On the morning of May 14th, Huang Binjin, chairman of Beijing Zhonghui Kaitian Investment Co., Ltd., accepted an exclusive interview with Xinhua News Agency China Finance in Beijing, and expressed his opinions and opinions on hot topics such as Internet finance and P2P.
This year, the National People's Congress (NPC) and Premier Li Keqiang proposed for the first time in the government work report that it is necessary to formulate an ‘Internet+’ action plan to promote the healthy development of Internet finance, and the P2P industry is once again sitting in the air. On the other hand, there are also challenges behind the development. The phenomenon of network loan platforms such as bankruptcy, running, and cash withdrawal is a frequent occurrence. Investors have also become increasingly divided into "wool customers", "throwers" and customers who really enjoy the benefits of Internet finance.
Under this situation, where will the Chinese P2P industry go? Is it a rebirth or a sudden death?
In this regard, Chairman Huang Binjin believes that, first of all, we should fundamentally understand why P2P is so hot? The popularity of P2P stems from the narrow investment channels of the people and low returns, while SMEs have no access to loans and financing difficulties， so the P2P platform emerged as the times require.
There are three main reasons for all platforms to run: First, the platform itself is poorly managed; second, it is deliberately fraudulent; and third, there is a gap in supervision.
So, in the current environment, how to choose a safe and high-yield P2P platform? Mr. Huang Binjin, based on his own management experience, said that the four principles can help investors effectively "avoid lightning."
First of all, the platform does not have a pool of funds, and it insists on third-party fund custody. This is a red line. Second, the risk control is not sitting in the office using a computer to model or calculate data, but it is necessary to go out and investigate the creditor's rights on the spot. Look, hear, ask, and talk together. Learn more, make more decisions, and win with details.

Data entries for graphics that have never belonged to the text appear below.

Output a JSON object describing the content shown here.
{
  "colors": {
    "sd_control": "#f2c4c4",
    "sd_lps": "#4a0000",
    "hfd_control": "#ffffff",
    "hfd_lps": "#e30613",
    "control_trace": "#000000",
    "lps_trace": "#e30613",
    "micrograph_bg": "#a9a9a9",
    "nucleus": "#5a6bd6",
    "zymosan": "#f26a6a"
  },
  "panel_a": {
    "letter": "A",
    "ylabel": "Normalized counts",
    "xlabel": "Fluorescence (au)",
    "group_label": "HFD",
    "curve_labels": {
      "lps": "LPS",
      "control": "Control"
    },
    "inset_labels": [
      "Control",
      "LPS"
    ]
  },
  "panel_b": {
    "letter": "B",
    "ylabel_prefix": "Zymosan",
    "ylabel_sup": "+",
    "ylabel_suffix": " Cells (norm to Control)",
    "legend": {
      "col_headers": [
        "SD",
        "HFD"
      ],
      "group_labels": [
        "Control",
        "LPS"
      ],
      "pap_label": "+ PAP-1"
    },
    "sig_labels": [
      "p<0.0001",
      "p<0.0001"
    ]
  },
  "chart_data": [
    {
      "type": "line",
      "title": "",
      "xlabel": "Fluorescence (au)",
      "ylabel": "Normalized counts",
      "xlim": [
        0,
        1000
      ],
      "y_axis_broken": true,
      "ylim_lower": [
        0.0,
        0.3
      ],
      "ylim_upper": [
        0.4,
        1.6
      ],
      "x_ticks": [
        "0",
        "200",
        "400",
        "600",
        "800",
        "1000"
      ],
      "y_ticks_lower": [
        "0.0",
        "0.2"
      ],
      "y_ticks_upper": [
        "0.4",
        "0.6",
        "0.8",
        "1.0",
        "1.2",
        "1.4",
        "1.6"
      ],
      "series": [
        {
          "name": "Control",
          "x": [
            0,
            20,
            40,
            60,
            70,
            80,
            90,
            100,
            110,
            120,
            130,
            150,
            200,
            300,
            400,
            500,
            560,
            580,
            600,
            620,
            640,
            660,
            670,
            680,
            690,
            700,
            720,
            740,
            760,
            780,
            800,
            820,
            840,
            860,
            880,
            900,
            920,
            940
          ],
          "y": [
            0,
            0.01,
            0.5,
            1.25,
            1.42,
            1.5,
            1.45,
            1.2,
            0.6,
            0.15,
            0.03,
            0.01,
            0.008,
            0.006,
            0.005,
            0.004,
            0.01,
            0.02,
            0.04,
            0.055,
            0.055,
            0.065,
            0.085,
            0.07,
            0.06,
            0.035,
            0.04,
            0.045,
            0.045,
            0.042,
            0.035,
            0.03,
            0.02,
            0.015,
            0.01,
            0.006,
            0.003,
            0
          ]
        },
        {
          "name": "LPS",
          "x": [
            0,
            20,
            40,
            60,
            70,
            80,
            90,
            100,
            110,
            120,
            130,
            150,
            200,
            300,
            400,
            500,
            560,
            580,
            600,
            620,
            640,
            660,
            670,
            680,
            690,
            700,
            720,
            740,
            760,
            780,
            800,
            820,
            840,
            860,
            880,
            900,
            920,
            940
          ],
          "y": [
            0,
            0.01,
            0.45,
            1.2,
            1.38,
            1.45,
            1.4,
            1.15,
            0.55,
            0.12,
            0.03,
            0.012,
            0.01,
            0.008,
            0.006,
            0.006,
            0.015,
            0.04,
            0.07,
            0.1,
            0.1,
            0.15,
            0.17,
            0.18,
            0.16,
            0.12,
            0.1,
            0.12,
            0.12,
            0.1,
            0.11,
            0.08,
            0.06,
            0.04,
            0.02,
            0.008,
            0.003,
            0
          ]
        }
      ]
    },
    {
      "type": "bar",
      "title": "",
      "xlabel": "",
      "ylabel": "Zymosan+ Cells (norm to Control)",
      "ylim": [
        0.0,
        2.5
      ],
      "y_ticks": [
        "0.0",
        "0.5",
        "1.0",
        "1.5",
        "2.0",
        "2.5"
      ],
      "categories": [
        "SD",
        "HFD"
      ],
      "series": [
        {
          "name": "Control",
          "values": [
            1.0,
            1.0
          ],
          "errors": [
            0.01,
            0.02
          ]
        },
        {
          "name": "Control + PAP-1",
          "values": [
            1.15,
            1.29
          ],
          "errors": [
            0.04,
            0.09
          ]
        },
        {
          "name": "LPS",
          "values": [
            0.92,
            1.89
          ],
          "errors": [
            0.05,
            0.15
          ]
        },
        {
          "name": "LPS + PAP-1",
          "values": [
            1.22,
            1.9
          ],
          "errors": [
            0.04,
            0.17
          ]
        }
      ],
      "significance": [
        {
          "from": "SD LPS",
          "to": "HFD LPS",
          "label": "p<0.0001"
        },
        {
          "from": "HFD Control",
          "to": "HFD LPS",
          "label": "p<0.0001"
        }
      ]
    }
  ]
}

The third is that the platform must have the ability to dispose of non-performing assets. Once a bad debt occurs, the platform has the ability to realise assets such as collateral quickly to ensure the investor’s principal and interest security and platform credibility.
Fourth, there is a "home base" and "backing." The smaller the platform is, the less able
It is to resist risks. At present, P2P has introduced venture capital, listed companies, banks, etc., all because of this reason.
The stock market has recently gone bullish, and some commentators believe that the stock market pumped water and left P2P in a state of shortage of funds. Mr. Huang Binjin said with a smile that this is an outsider. On the one hand, the data does not support this argument. At present, the investment volume of P2P is still growing at a high rate. On the other hand, sensible investors will still diversify their investments. Even though stocks may seem beautiful at one daily limit, there is also widespread rumbling of full positions. Zero-sum games are not suitable for most people.
Finally, for the future development of China's online banking industry, Chairman Huang Binjin also gave his opinion. He believes that as far as the platform itself is concerned, it is fundamental to find the right business model and achieve profitability, rather than blindly burning money and losing money for the market; it is necessary to do vertical and subdivided markets, and constantly refine and refine the business; At the same time, the risk control should never be relaxed. The competition in the future industry is the competition of risk control capabilities.
In the external environment, the regulatory authorities should issue regulatory policies as soon as possible. However, policies must be suitable for the current objective situation. They should not be too lax to drive out bad companies, but must prevent too many rules and regulations from restricting the death to limit the vitality of the market. The appropriate approach is that the regulator can delineate some red lines so that the threshold can be increased without involvement in specific businesses, such as the prohibition of capital pools.